Treider: If Sean Parnell is re-elected, the legislature must pursue measures to expand Medicaid to protect 43,000 low-income Alaska workers who can’t afford health insurance but who aren’t poor enough to qualify for Medicaid. And when these folks use the ER for their primary care, it drives up everyone’s insurance premiums.

Parnell’s administration approved health insurers’ rate hikes without adequate study and justification: these rate increases must re-examined. And his choice of contractors to administer the Medicaid program has been a disaster, causing serious cash flow problems among the few providers willing to accept Medicaid patients.

Figures from a Harvard study suggest that 100 Alaskans will die needlessly without Medicaid expansion.

Eventually, we’ll adopt a national health care plan in order to make sure everyone receives high-quality care and to drive down costs. Canadians pay 40% less for equivalent health care — and they are much happier with their system.

5. Will you pre-file any bills for the 2015 session? On what issues?

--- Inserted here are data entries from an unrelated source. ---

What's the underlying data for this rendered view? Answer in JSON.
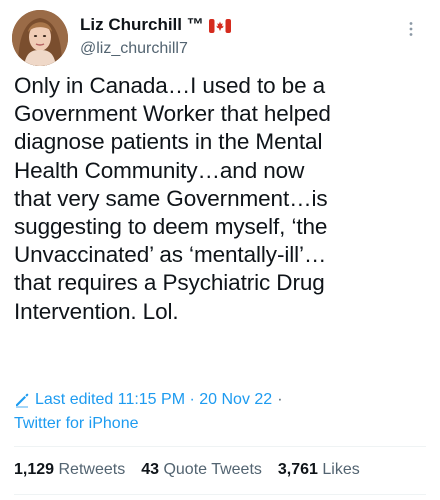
{
  "tweet": {
    "author": {
      "display_name": "Liz Churchill ™",
      "handle": "@liz_churchill7",
      "flag": "canada-flag-icon"
    },
    "text": "Only in Canada…I used to be a\nGovernment Worker that helped\ndiagnose patients in the Mental\nHealth Community…and now\nthat very same Government…is\nsuggesting to deem myself, ‘the\nUnvaccinated’ as ‘mentally-ill’…\nthat requires a Psychiatric Drug\nIntervention. Lol.",
    "edited_label": "Last edited 11:15 PM · 20 Nov 22",
    "separator": "·",
    "source": "Twitter for iPhone",
    "stats": {
      "retweets_count": "1,129",
      "retweets_label": "Retweets",
      "quotes_count": "43",
      "quotes_label": "Quote Tweets",
      "likes_count": "3,761",
      "likes_label": "Likes"
    }
  },
  "colors": {
    "accent": "#1d9bf0",
    "secondary_text": "#536471",
    "primary_text": "#0f1419",
    "flag_red": "#d52b1e"
  }
}
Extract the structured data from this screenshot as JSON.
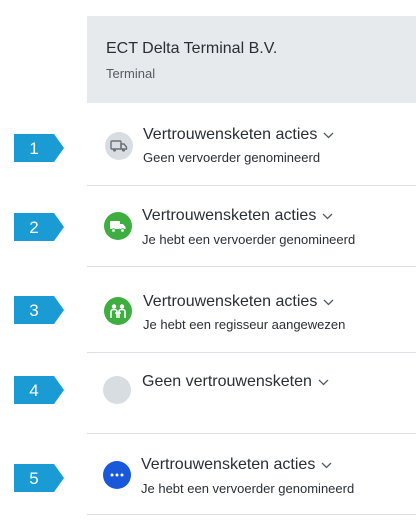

Micciche: I often ask constituents for feedback to evaluate my performance. However, I am not in Juneau to pass shallow legislation unless I identify significant deficiencies requiring a legislative solution. My legislation has been and will be designed to correct conflicting/outdated conditions, improve academic and vocational education, facilitate a stronger business climate, improve health and wellness, provide consumer protection or unleash employment and economic opportunities. Being supportive of smaller government, I remind the reader that it takes legislation to eliminate an unnecessary law.

Our team is working on several pieces of legislation important to District O. For a couple of examples, our courts seem more focused on the criminal perpetrator’s rights than the rights of our law-abiding citizens. I am crafting a bill to help folks feel secure in their own homes. We are also designing legislative solutions to assist those with substance abuse problems to redirect their poorly chosen path toward a healthier, more fruitful outcome.

Treider: I will pre-file the Shareholders’ United Act patterned after a bill that will be introduced in the Maryland state legislature.

The bill would require that all corporations post political contributions on their corporate website within 48 hours and it would forbid corporations from spending on campaigns and political candidates unless they can prove that the contributions reflect the “majority will” of their shareholders.

In cases where the majority of corporation’s shareholders are institutional investors that can’t take political positions — such as pension and retirement funds, universities, insurance companies and non-profits — that corporation would be forbidden from contributing to political campaigns.

Until we can reverse Citizens United — the U.S. Supreme Court decision that decreed that “corporations are people” — this might be our best hope of freeing ourselves from the perverting influence of big money on our political system. The Sullivan/Begich race is but one disgusting example.